Kenaikan HPP Beras Dinilai Tidak Pertimbangkan Biaya Produksi dan Modal Petani

  • Bagikan
Ilustrasi: Gabah petani yang siap digiling

Mediatani – Badan Pangan Nasional (Bapanas) dinilai telah menetapkan harga pembelian pemerintah atau HPP beras dan gabah yang merugikan petani. Kebijakan tersebut tidak mempertimbangkan sejumlah faktor yang ditanggung petani seperti peningkatan biaya produksi dan modal.

Pernyataan tersebut disampaikan oleh Ketua Umum Serikat Petani Indonesia (SPI) Henry Saragih, dilansir Tempo, Senin, 21 Februari 2023.

Menurut Henry, Pemerintah luput dari pertimbangan sejumlah komponen seperti kenaikan harga pupuk, kenaikan sewa tanah, dan kenaikan biaya upah pekerja bagi petani yang tidak mengusahakan sawahnya sendiri.

Bapanas menyepakati batas atas harga pembelian atas gabah kering panen (GKP) setelah dilaksanakannya rapat koordinasi dengan sejumlah pelaku usaha, yakni  PT Wilmar Padi Indonesia, PT Surya Pangan Semesta, PT Buyung Poetra Sembada, PT Belitang Panen Raya.
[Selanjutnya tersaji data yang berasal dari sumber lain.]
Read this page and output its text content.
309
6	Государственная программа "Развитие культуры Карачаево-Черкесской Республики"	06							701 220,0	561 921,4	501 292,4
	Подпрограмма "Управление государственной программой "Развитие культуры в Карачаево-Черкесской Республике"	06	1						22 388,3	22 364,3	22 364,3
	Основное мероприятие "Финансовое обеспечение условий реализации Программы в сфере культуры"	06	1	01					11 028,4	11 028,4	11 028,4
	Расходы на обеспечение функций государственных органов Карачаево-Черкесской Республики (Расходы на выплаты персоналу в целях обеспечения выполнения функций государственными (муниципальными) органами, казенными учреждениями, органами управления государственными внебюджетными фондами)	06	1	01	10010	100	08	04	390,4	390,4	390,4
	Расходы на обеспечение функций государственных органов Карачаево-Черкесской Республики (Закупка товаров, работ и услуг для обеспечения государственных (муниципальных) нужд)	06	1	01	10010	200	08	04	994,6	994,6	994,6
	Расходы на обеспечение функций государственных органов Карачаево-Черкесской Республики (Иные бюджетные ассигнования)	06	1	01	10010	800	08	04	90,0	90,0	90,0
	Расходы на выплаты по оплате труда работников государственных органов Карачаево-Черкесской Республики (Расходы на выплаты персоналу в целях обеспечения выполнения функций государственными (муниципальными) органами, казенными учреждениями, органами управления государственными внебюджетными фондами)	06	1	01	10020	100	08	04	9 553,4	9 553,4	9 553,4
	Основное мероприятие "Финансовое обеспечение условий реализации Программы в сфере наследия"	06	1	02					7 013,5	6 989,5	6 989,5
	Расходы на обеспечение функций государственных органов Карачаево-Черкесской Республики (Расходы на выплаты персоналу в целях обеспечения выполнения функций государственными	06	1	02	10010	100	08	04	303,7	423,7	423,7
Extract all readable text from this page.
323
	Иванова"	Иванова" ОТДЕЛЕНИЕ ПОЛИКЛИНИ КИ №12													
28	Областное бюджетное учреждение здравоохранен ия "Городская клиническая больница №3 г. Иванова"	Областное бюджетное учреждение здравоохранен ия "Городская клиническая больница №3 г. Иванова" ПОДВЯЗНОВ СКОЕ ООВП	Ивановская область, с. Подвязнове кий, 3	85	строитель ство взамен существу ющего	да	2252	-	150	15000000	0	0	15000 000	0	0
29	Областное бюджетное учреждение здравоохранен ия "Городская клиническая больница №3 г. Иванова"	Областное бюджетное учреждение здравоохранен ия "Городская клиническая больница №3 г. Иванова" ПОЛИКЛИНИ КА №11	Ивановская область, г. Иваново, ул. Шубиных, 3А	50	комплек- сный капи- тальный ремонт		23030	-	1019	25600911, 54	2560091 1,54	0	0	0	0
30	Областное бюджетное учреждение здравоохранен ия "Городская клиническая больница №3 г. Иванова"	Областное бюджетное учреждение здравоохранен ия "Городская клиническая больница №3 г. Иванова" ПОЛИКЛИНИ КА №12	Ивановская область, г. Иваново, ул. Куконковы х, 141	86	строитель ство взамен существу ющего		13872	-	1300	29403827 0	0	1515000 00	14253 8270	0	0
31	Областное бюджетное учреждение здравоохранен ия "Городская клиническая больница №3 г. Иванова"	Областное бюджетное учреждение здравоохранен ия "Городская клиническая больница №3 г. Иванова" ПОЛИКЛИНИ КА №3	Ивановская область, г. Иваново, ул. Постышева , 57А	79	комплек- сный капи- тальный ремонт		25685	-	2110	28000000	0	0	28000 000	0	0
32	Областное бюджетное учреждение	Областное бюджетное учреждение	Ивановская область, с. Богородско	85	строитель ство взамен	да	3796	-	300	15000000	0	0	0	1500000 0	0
Karena itu, Henry mempersoalkan tidak dilibatkannya perwakilan petani dalam perumusan kebijakan tersebut.

Adapun harga batas atas gabah kering panen di tingkat petani yang ditetapkan Bapanas sebelumnya yaitu sebesar Rp 4.550 per kilogram. Kemudian GKP Tingkat Penggilingan Rp 4.650 per kilogram, Gabah kering giling (GKG) tingkat penggilingan Rp 5.700 per kilogram, dan beras medium di gudang Perum Bulog Rp 9.000 per kilogram.

Sedangkan floor price atau harga batas bawah pembelian gabah atau beras masih mengikuti HPP beras yang ditetapkan melalui Peraturan Menteri Perdagangan (Permendag) Nomor 24 Tahun 2020.

Dalam aturan tersebut, GKP tingkat petani Rp 4.200 per kilogram, GKP tingkat penggilingan Rp 4.250 per kilogram, GKG tingkat penggilingan Rp 5.250 per kilogram, dan beras medium di gudang Perum Bulog Rp 8.300 per kilogram.

Henry menilai harga tersebut menguntungkan bagi korporasi pangan skala besar karena memberi mereka ruang untuk membeli gabah dari petani dengan harga murah.

Selain itu, Ia memprediksi hasil panen yang diolah dan didistribusikan oleh korporasi dengan standar premium dan harga yang tinggi. Jika hal tersebut terjadi, bukan hanya berdampak buruk bagi petani, namun juga konsumen.

Lebih lanjut Henry menyampaikan, SPI sebelumnya sudah mengusulkan Permendag Nomor 24 Tahun 2020 yang mengatur HPP direvisi karena sudah tidak sesuai lagi dengan biaya yang ditanggung oleh petani.

“Hal ini menjadi penting karena saat ini tengah memasuki masa panen raya, sehingga penetapan harga yang layak menjadi sangat krusial,” jelasnya.

Sementara itu, Kepala Bapanas Arief Prasetyo Adi menilai ketetapan batas atas HPP beras dan gabah ini bisa mengontrol harga beras di tingkat petani agar tidak terlalu tinggi. Dengan begitu, persaingan penggilingan untuk mendapatkan gabah atau beras dapat terjaga.

“Kami sepakati harga pembelian gabah dan beras menjelang masa panen raya padi bulan Maret 2023. Langkah ini dalam rangka menjaga stabilisasi harga gabah dan beras di tingkat petani di hulu, hingga konsumen di hilir,” ujar Arief Prasetyo.

Arief juga menyampaikan kesepakatan terkait HPP gabah tersebut merupakan komitmen yang dibangun bersama antar pemerintah, penggilingan, serta pelaku usaha perberasan lainnya. Hal tersebut juga merupakan salah satu langkah pemerintah dalam melindungi penggilingan padi skala kecil dan mempersiapkan Perum Bulog sebagai off taker saat panen raya.